« Le volontariat est essentiel à la cohésion sociale »

André Carvahlo, ancien collaborateur au siège du programme VNU à Bonn, lors de la célébration de la Journée internationale des Volontaires du 5 décembre, à Aboisso en Côte d’Ivoire. (Programme VNU)André Carvahlo, ancien collaborateur au siège du programme VNU à Bonn, lors de la célébration de la Journée internationale des Volontaires du 5 décembre, à Aboisso en Côte d’Ivoire. (Programme VNU)
05 août 2010

Abidjan, Côte d'Ivoire: Nathalie Siegrist, volontaire VNU suisse, rédige des articles d’information sur les volontaires VNU qui appuient l’Opération des Nations Unies en Côte d’Ivoire (ONUCI). Pour l’édition II/2010, elle a réalisé une interview avec le Directeur de pays du PNUD, M. André Carvalho sur l’importance du volontariat en Afrique, et plus précisément en Côte d’Ivoire. Voici ci-dessous les propos recueillis par la volontaire.

« Ce sont probablement les initiatives pour instaurer la paix sociale qui rencontrent le plus de succès parmi les différents projets de l’agence du PNUD, selon M. Carvalho. A ce titre, les Mille Micro Projets de lutte contre la pauvreté représentent quelque chose de concret pour les communautés.

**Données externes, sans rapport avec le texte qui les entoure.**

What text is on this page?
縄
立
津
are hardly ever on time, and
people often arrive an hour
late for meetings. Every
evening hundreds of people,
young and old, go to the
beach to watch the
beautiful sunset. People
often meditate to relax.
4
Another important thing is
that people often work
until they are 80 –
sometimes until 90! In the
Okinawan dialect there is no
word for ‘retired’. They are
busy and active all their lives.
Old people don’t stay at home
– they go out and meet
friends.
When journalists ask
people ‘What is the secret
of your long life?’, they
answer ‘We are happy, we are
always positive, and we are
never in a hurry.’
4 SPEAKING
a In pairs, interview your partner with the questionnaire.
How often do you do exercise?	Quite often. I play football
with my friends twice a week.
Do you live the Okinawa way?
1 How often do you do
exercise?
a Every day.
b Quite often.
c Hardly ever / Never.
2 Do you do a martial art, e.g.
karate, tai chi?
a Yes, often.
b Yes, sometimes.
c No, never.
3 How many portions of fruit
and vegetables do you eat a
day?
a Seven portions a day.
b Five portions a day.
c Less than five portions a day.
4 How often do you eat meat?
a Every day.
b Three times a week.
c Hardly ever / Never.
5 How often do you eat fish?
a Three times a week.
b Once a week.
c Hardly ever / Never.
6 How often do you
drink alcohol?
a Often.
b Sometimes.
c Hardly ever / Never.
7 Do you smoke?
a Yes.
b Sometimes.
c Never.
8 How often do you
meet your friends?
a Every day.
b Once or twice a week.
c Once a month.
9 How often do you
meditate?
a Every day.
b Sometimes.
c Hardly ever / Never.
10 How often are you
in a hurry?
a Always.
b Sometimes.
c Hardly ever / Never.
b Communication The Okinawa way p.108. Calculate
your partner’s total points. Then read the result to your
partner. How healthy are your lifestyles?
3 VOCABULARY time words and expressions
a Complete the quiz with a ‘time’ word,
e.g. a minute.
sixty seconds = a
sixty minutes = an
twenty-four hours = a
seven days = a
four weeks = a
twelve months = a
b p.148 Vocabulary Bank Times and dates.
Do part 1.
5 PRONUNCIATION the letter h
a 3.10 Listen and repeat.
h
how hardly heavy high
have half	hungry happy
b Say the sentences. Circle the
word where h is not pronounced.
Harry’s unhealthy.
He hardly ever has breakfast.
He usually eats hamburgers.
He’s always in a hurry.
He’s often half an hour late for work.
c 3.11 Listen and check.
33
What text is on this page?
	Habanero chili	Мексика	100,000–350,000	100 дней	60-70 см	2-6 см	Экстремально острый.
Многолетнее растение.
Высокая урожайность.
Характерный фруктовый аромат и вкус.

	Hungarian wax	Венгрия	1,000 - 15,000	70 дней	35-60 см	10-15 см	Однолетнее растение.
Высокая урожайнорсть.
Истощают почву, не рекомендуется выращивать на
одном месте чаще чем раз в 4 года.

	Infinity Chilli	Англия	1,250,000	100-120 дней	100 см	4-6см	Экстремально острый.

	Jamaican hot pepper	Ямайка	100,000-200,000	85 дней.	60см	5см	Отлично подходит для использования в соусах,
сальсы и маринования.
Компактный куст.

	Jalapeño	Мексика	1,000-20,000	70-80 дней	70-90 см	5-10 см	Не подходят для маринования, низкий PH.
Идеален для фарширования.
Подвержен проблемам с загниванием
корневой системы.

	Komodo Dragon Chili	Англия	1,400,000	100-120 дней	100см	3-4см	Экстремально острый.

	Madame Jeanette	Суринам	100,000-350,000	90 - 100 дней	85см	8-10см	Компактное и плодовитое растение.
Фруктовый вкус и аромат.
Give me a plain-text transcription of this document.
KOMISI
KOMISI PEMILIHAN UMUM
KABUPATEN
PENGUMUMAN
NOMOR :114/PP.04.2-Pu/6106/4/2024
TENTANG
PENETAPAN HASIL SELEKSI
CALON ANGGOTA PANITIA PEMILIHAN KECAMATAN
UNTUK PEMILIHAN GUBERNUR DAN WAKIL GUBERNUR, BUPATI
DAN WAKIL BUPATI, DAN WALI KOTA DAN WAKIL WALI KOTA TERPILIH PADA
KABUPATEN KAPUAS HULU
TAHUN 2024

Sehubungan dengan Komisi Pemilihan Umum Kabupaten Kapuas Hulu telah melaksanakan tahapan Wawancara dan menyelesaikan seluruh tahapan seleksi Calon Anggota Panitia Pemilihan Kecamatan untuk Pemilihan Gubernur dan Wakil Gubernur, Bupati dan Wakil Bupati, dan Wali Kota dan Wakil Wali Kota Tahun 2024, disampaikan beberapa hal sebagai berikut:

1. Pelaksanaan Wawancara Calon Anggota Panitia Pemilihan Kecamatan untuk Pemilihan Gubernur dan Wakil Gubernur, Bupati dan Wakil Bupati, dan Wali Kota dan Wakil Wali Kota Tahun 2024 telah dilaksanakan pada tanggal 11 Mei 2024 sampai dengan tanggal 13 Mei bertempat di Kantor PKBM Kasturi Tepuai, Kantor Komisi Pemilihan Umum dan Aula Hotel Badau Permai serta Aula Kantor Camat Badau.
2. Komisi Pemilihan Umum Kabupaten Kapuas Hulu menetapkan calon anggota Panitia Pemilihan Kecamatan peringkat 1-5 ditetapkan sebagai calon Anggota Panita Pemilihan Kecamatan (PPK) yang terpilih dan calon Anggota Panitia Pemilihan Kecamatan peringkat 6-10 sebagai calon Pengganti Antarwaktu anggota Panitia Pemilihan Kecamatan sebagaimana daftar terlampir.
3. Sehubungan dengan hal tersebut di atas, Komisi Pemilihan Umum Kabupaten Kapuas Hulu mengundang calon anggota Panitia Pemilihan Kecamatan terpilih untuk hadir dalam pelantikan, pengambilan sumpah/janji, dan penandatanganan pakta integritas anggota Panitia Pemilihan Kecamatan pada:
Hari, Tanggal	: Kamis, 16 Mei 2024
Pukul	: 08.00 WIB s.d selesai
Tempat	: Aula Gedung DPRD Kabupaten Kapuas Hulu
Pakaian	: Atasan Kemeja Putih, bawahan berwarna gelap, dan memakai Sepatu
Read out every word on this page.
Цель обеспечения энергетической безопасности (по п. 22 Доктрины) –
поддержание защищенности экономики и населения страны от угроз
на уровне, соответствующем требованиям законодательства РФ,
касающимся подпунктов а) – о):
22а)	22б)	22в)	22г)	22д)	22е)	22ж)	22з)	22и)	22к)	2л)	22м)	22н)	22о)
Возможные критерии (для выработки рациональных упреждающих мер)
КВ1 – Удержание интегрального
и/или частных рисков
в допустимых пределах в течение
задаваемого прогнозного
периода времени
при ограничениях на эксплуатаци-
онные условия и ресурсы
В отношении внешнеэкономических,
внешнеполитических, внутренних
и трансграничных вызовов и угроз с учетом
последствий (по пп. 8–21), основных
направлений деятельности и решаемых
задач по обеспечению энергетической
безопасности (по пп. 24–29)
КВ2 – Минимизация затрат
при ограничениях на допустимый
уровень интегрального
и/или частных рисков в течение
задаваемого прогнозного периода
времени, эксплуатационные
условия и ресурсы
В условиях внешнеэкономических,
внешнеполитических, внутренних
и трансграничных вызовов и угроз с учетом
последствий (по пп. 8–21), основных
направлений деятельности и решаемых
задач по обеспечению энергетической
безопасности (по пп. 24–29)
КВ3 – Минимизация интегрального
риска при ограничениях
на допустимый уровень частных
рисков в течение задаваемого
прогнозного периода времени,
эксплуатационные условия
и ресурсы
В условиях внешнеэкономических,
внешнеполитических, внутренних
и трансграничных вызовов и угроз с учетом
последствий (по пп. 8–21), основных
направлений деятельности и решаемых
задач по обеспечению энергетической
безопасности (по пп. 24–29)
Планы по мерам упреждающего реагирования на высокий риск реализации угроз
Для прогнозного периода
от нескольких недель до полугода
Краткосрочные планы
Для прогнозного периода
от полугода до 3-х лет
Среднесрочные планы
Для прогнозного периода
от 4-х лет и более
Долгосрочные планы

L’ONUCI et le PNUD ainsi que différents partenaires internationaux et nationaux ont évalué et cofinancé des microprojets ayant trait à l’agriculture, l’élevage, la pêche, la mécanique, le maraîchage, le bâtiment, la restauration. A travers ces microprojets, des ex-combattants démobilisés, des membres de milices ou groupes d’auto-défense démobilisés, des jeunes à risques ainsi que des femmes et des enfants associés aux groupes armés ont retrouvé une activité économique normale.

« Grâce à ce genre de projets, les personnes se rendent comptent qu’elles peuvent résoudre leurs problèmes par elles-mêmes, en tant qu’agents de changement », explique M. Carvalho. Cela permet aussi aux gens de se revaloriser et de dire : « aujourd’hui je suis quelqu’un car je vais au travail », souligne-t-il.

L’année internationale de la jeunesse en 2010 est l’occasion de parler d’une population que le PNUD a depuis longtemps pris en considération dans ses projets : « Le problème en Côte d’Ivoire n’est pas un problème identitaire Nord/Sud contrairement à ce qu’on dit. Le problème majeur de ce pays c’est l’emploi des jeunes », avertit M. Carvalho.

Grâce à des financements gouvernementaux espagnols et norvégiens entre autres, de grands chantiers de réinsertion professionnelle des jeunes ont pu être entrepris par le PNUD à Bouake, Bassam, Korhogo et autour d’Abidjan essentiellement. C’est que l’exode rural est fort et les jeunes viennent tenter leur chance dans la capitale économique du pays.

Une jeunesse que M. Carvalho essaye d’encourager aussi à d’autres niveaux du programme du PNUD, notamment en soutenant des associations de volontaires étudiants dans leurs projets de lutte et sensibilisation contre la corruption : « Les jeunes ivoiriens veulent une autre image que celle de leurs aînés, ils veulent se défaire d’une image de corruption. Et ils le font à travers le volontariat justement. »

L’élan volontaire se développe affirme le Directeur, il manque cependant un « champion », un jeune leader au niveau du gouvernement du pays ; une personne qui pourrait ouvrir la voie. Il manque aussi un système national de volontariat. A défaut de programme national de volontaires, le PNUD a cependant lancé un projet pilote de volontaires nationaux ivoiriens à petite échelle. Le HCR fait face en effet à un nombre conséquent de déplacés internes et a émis le besoin de faire recours à des volontaires ivoiriens pour venir en aide aux déplacés.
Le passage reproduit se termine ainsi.